Larry Sheehy-041711Listen to Thinking of God with Larry Sheehy - Life and faith not always pain free
We can't really blame someone for trying, if possible, to avoid pain, can we? Most understand that sometimes pain is unavoidable; in some cases, it is both necessary and desirable. Consider that the nerves in our bodies, in part, are designed by the Creator to warn us of hazards such as extreme temperatures and sharp objects. Without the initial discomfort or non-lethal pain, we would likely meet an early and rather unpleasant demise.
Some time ago, a popular so-called beauty treatment, applied by hypodermic injection in sensitive areas of the face, competed with a lotion treatment with advertising which promised, "No Painful Injections!" Now, that alone would probably sell me! We've seen this same type appeal in other personal appearance products. "Lose weight with no cutting back or exercise! Just take this pill!" Increasingly, the modern approach to personal improvement includes a strong aversion to pain - physical or otherwise. However, like it or not, the old saying is generally true: "No Pain - No Gain!"

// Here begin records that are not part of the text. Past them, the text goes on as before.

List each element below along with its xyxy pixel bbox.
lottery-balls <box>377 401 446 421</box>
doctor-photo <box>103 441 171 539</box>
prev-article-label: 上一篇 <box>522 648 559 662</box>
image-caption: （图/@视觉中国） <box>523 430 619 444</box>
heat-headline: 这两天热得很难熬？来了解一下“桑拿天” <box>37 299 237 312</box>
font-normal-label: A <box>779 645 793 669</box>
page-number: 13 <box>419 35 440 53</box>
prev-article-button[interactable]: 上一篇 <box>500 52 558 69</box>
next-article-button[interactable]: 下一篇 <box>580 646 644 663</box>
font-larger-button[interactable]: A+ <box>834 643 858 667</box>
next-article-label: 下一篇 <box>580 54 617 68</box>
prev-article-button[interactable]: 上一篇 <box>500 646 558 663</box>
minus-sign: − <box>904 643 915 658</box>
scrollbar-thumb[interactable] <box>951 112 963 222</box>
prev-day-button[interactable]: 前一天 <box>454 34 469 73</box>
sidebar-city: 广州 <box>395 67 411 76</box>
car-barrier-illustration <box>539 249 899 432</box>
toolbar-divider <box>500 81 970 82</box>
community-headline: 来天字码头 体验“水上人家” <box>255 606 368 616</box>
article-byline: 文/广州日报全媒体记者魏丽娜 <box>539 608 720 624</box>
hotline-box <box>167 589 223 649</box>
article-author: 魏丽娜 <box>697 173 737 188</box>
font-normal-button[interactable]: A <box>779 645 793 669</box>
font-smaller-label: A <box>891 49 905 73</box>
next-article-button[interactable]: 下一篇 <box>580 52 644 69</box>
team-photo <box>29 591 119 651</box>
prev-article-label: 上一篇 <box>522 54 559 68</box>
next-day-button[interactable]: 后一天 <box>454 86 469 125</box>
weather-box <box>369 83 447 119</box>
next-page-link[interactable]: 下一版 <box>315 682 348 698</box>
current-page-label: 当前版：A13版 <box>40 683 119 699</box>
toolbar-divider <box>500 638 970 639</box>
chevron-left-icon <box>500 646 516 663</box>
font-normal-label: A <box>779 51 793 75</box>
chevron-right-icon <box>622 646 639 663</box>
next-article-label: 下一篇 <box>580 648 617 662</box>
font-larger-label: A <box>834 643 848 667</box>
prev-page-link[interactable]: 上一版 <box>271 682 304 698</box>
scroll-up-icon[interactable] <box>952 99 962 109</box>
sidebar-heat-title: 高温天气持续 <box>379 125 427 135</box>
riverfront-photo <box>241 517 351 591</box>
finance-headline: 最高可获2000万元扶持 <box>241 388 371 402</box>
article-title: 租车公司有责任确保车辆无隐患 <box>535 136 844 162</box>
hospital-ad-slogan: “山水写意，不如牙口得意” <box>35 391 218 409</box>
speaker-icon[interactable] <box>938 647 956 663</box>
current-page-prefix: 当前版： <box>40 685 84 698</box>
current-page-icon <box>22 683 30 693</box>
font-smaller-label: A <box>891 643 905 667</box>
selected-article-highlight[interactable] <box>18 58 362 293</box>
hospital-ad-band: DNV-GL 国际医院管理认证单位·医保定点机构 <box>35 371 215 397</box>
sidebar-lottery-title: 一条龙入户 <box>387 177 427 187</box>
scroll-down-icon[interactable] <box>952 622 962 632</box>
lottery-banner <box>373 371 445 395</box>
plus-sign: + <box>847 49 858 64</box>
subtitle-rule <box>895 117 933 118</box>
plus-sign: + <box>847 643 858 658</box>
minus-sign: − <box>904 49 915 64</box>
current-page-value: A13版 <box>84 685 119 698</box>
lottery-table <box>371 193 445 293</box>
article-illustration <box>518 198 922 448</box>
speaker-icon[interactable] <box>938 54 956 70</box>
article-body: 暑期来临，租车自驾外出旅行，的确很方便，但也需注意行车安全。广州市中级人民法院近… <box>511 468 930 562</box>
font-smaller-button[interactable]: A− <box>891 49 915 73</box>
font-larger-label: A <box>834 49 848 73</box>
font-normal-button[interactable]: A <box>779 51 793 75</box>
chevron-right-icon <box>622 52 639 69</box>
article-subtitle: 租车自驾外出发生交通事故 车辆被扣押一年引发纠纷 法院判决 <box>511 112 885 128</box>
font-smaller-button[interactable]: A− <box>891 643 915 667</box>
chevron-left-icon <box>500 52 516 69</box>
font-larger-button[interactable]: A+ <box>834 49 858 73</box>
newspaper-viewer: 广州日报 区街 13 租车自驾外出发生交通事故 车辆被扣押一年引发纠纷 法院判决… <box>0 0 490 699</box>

The Biblical principle is simple this: spiritual growth is impossible without sacrifice. The apostle Paul encouraged Christians in Corinth with an illustration from the athletic contests of the Greeks and Romans: "Every athlete exercises self-control in all things. They do it to receive a perishable wreath, but we an imperishable." Then he added, "But I discipline my body and keep it under control, lest after preaching to others I myself should be disqualified." (1 Corinthians 9:25, 27)
This is why the New Testament writer James insists that we should be joyful in the face of all kinds of pain. "...you know that the testing of your faith develops perseverance. Perseverance must finish its work so that you may be mature and complete, not lacking anything. .... Blessed is the man who perseveres under trial, because when he has stood the test, he will receive the crown of life that God has promised to those who love him." (James 1: 3-4, 12) In a vision given to him late in life, the apostle John heard Jesus give the church at ancient Smyrna, in what is today the country of Turkey, a wonderful promise. The reward for faithfulness during what was often deadly persecution, the Lord assured them, is eternal life. (Revelation 2:10)
Wise men agree that any worthwhile goal very often involves difficulty. Pain is part of life, and to know eternal life means dying to sin and self. (See Romans 6). It is the "goal" that makes the endurance of pain possible. That's why Paul claimed that "our present sufferings are not worth comparing with the glory that will be revealed in us." (Romans 8:18)
Christian discipleship calls us to the acceptance of pain. But the reward God has promised makes it worth it all. Praise God!